Тишина обрушилась гранитным монолитом. А Сфинкс, наплевав на всех, впервые, пожалуй, не думая о Слепом, пошел на девчачью половину, и, осторожно толкнув плечом тихо скрипнувшую дверь, уселся перед кроватью Русалки, положив голову возле ее руки. Девочка сразу же открыла глаза.
- Привет. А еще ночь?
- Да. За середину, наверное. Можно я у тебя побуду?
- А как же твои…? – Русалка, кажется, до сих пор не принимала, что ее могут предпочесть хоть всему миру.
- Я еще успею попрощаться. Так можно?
Она знала, что он врет. Что именно в этот момент Слепой сидит на крыше на старом месте старших и ждет своего, пожалуй, единственного друга. Что Шакал лежит на полу в пустом классе, курит и смотрит то на потолок, то на не по-шакальи аккуратно развешенную на спинке коляски жилетку. Горбач сжимает в мокрых руках флейту, а напротив него сидит Крыса, живая иллюстрация определению «мрачная решимость». В запертой четвертой Лорд целует дрожащие веки Рыжей, прижимая ее к себе.

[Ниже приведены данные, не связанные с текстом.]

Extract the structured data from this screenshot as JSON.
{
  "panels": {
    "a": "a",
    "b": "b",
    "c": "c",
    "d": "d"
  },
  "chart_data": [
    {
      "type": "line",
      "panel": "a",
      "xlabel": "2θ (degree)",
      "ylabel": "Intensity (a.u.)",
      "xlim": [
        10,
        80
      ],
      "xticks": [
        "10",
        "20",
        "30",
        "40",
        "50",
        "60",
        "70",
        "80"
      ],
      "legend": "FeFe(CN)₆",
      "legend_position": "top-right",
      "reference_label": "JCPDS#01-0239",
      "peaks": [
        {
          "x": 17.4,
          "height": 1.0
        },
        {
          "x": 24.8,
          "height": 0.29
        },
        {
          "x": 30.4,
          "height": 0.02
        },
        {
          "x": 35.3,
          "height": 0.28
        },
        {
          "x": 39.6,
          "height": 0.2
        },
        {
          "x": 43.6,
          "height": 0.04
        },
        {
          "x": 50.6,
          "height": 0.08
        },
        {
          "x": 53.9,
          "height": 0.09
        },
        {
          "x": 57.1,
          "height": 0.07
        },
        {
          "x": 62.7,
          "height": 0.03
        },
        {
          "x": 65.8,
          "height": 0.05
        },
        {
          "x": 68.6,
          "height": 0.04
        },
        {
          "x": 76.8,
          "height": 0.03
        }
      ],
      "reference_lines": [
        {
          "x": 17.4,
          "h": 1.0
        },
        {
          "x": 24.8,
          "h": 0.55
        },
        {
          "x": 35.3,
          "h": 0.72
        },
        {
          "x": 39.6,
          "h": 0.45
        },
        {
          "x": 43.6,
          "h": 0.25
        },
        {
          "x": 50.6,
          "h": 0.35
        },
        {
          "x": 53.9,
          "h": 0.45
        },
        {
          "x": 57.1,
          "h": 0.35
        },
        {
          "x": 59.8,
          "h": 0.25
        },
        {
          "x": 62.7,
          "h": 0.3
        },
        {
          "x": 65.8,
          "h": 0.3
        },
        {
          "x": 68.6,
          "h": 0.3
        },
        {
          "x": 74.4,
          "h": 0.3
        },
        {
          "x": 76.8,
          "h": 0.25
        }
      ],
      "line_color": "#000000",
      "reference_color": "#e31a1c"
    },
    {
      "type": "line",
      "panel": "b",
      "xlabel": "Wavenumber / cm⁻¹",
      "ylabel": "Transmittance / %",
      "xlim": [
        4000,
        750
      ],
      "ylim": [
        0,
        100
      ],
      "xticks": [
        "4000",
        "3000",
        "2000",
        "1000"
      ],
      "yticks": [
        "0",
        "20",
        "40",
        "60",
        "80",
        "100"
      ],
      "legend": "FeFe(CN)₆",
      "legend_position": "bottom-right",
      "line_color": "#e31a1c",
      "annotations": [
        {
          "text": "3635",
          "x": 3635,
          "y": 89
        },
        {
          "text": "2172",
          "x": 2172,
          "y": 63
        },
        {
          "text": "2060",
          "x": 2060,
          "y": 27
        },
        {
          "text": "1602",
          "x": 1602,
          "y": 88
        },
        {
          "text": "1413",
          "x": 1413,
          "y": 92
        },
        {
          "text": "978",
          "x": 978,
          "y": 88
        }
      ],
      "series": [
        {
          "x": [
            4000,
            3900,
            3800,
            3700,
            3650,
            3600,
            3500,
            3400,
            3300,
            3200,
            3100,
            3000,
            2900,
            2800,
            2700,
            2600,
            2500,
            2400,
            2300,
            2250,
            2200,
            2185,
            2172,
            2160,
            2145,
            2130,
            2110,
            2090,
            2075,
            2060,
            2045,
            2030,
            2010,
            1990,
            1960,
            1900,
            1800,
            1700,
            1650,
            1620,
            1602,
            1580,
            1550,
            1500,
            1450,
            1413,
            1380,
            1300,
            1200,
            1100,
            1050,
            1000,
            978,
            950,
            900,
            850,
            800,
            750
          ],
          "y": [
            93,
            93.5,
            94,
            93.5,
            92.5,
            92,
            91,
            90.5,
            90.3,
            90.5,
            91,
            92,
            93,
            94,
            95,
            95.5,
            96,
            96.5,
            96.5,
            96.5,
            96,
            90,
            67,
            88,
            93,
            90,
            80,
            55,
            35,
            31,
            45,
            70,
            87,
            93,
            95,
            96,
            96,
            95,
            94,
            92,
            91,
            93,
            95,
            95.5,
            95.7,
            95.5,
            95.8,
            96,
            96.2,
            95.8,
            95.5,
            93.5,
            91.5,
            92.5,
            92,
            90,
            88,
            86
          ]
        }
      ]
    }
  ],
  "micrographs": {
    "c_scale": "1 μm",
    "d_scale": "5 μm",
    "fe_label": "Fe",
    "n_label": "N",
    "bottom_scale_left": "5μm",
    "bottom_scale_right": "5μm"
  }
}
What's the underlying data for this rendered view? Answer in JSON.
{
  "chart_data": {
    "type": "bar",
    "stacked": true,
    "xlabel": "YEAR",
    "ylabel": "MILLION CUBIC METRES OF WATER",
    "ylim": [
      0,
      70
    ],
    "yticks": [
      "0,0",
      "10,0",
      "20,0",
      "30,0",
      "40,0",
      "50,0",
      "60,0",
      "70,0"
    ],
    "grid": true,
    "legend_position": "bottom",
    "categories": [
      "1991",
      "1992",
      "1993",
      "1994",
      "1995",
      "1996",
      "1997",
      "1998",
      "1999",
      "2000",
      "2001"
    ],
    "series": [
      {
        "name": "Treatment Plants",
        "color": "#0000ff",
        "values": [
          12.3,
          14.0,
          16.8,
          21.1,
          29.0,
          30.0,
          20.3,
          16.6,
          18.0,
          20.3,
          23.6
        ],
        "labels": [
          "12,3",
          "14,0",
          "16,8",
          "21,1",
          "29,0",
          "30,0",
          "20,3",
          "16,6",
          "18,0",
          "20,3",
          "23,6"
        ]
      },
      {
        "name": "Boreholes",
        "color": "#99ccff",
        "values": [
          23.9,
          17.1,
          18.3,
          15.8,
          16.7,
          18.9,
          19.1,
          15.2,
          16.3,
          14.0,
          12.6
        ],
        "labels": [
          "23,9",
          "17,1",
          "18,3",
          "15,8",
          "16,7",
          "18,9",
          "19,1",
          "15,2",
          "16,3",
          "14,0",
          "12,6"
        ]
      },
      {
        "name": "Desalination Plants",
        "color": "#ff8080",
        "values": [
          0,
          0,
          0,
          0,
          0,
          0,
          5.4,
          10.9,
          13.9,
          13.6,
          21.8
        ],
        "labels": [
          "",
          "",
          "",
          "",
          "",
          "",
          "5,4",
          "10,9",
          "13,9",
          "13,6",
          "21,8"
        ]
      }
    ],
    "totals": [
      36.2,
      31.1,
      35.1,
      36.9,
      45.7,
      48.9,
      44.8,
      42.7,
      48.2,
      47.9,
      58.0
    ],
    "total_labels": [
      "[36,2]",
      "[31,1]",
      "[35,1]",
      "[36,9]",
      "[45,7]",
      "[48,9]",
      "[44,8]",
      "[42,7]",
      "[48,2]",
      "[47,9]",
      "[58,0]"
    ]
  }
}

Знала это. И медленно кивнула, потянув Сфинкса к себе. Тот осторожно лег рядом.
«Обними меня, пожалуйста. Дай почувствовать, что ты реальна. Не ускользай», - Сфинкс мысленно шепчет, и звучит это непривычно беспомощно. Русалка внимательно смотрит на него. Она всегда была нереально чуткой к каждой его мысли. Поначалу это даже пугало.
В это время Кошатница выезжает из комнаты. Что поразительно, молча и без ворчания. Она тоже уже не вернется.
Русалка знает и это. А потом чувствует на своей руке прикосновение призрачной руки Сфинкса. Вздрагивает от нежности к этому сильному и по-настоящему хорошему парню. Пусть и совершенно незаслуженно, но он считает ее чем-то особенным. Важным. Она касается теплой ладонью его щеки. Сначала Сфинкс осторожно прикасается губами к ее запястью, потом тянется к ее губам. Он нервничает и боится чего-то. От него волнами расходится боль, от которой не спрятаться. Бывшая колясница, девушка, которой никогда не дают больше четырнадцати лет, кажется единственным оплотом спокойствия. Она не боится и не колеблется, она знает, что все у них будет хорошо. В конце концов ночь сегодня почти бесконечна. Ночь сказок - прекрасный повод поверить в вечность на двоих.
Прикасаясь губами к виску спящей Русалки, Сфинкс слышит заполняющую весь Дом мелодию Горбача. Проникая в каждую клеточку тела, она обещает несбывшееся, медленно растворяясь на Изнанке, уводя за собой всех тех, кто хочет уйти. Тех, что не знают и не понимают, чего они хотят. Слушает и Русалка. Незаметно вытирая с уголка глаза слезинку, она обнимает Сфинкса и засыпает окончательно.
А утром их мир рушится. Дробится на до и после. На друзей и на Спящих.
Робко улыбаясь, Русалка уезжает с родителями. Навсегда.